This past weekend had everything going for it.
Good friends. Good food. My family around me. The kind of weekend that is supposed to fill you back up after a long week.
Instead, I suffered through most of it.
Not because anything went wrong. Because of pollen. My car was literally green. My eyes were swollen. My head felt like it was packed with wet cement. I was physically present for all of it and genuinely somewhere else at the same time.
At one point I looked around at everything that should have felt good and thought: I cannot enjoy any of this right now. My body will not let me.
Then I thought about my students.
Because here is the thing. I am an adult. I know what is happening to me. I can name it, manage it, medicate it, and still mostly function. I understand why I feel the way I feel. I can communicate it. I can ask for what I need.
A child cannot always do any of that.
Right now, in classrooms across the country, there are kids sitting in their seats who are not okay. Not because of their home life. Not because of a bad morning. Because their body is working against them and nobody in the room fully knows it, including them.
Nearly 19% of children have seasonal or environmental allergies. That is almost one in five kids in your classroom. Sneezing through your read-aloud. Rubbing their eyes during independent work. Sitting in a fog that looks, from the outside, like disengagement. More than one in four children in the United States has some type of allergy, whether seasonal, environmental, or otherwise.
The numbers on asthma are just as sobering. Asthma is the most common chronic childhood disease and the most frequent cause of school absenteeism among childhood chronic conditions. Kids with asthma are missing days. Kids with allergies are sitting in your room barely hanging on. Both groups are being asked to perform as if their bodies are not in the way.
Research shows that students score between one and two percent lower on math and reading scores on days with high pollen counts, and asthmatic students score about ten percent lower on days with high ozone levels. Ten percent. On a single bad air quality day. That is not a small thing. That is a child being measured by a test on a day their body made learning nearly impossible.
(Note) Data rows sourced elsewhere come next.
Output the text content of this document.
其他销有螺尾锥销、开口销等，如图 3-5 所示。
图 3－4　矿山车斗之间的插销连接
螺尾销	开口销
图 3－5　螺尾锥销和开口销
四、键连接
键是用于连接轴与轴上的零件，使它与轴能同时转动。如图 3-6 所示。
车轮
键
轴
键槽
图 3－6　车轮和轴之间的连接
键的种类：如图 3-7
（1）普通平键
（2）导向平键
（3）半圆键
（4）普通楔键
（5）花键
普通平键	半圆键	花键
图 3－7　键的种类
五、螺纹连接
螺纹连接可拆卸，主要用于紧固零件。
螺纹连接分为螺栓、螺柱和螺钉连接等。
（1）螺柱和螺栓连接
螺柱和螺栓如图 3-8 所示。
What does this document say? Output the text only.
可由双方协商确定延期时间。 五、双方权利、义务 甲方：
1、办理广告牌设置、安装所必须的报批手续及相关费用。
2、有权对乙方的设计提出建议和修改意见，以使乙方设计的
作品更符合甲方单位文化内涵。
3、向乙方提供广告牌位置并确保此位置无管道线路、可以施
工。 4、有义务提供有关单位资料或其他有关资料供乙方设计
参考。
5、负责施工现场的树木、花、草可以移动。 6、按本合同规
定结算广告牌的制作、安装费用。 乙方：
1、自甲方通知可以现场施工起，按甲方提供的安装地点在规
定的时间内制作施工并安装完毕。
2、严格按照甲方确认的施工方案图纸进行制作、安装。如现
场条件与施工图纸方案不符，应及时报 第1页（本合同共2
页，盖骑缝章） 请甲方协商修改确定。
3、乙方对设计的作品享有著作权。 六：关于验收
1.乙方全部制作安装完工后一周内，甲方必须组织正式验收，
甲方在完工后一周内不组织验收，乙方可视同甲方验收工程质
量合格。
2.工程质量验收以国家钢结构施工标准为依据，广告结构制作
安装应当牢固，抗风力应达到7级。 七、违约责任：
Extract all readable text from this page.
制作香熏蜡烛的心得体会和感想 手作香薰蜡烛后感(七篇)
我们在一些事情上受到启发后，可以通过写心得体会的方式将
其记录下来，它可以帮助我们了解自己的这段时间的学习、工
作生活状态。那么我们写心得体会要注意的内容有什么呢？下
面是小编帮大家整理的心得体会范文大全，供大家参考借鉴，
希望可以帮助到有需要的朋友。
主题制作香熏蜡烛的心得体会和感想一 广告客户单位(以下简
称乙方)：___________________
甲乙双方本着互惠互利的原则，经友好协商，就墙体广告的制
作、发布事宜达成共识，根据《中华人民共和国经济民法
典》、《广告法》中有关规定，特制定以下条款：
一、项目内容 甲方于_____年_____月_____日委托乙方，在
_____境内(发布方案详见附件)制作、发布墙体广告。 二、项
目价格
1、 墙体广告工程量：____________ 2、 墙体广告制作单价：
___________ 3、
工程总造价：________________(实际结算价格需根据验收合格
We talk a lot about behavior in education. About attention. About the kid who cannot seem to stay on task no matter what we try. We look at the data. We adjust our instruction. We call home.
We do not always ask: how does this child feel right now, physically, in their own body?
I spent a weekend unable to be fully present for the people I love most. The food was right in front of me. The laughter was right there. My body just would not let me in.
My students do not always get to choose when that happens to them. Some of them feel that way on a Tuesday in October and a Wednesday in April and most of May, and nobody has ever connected the dots for them. They just know that school feels hard. That focusing feels impossible. That they are tired in a way they cannot explain.
That is not a discipline issue. That is biology.
This does not mean you are expected to be their doctor. It means you are expected to see the whole child. The one who seems checked out but is actually just trying to breathe. The one whose irritability spikes on high pollen days. The one who is doing their absolute best inside a body that is fighting them every step of the way.
See it. Name it when you can. Adjust for it. Advocate for it.
Because a child who does not feel well cannot learn well. That has always been true. It just does not always make it onto the agenda.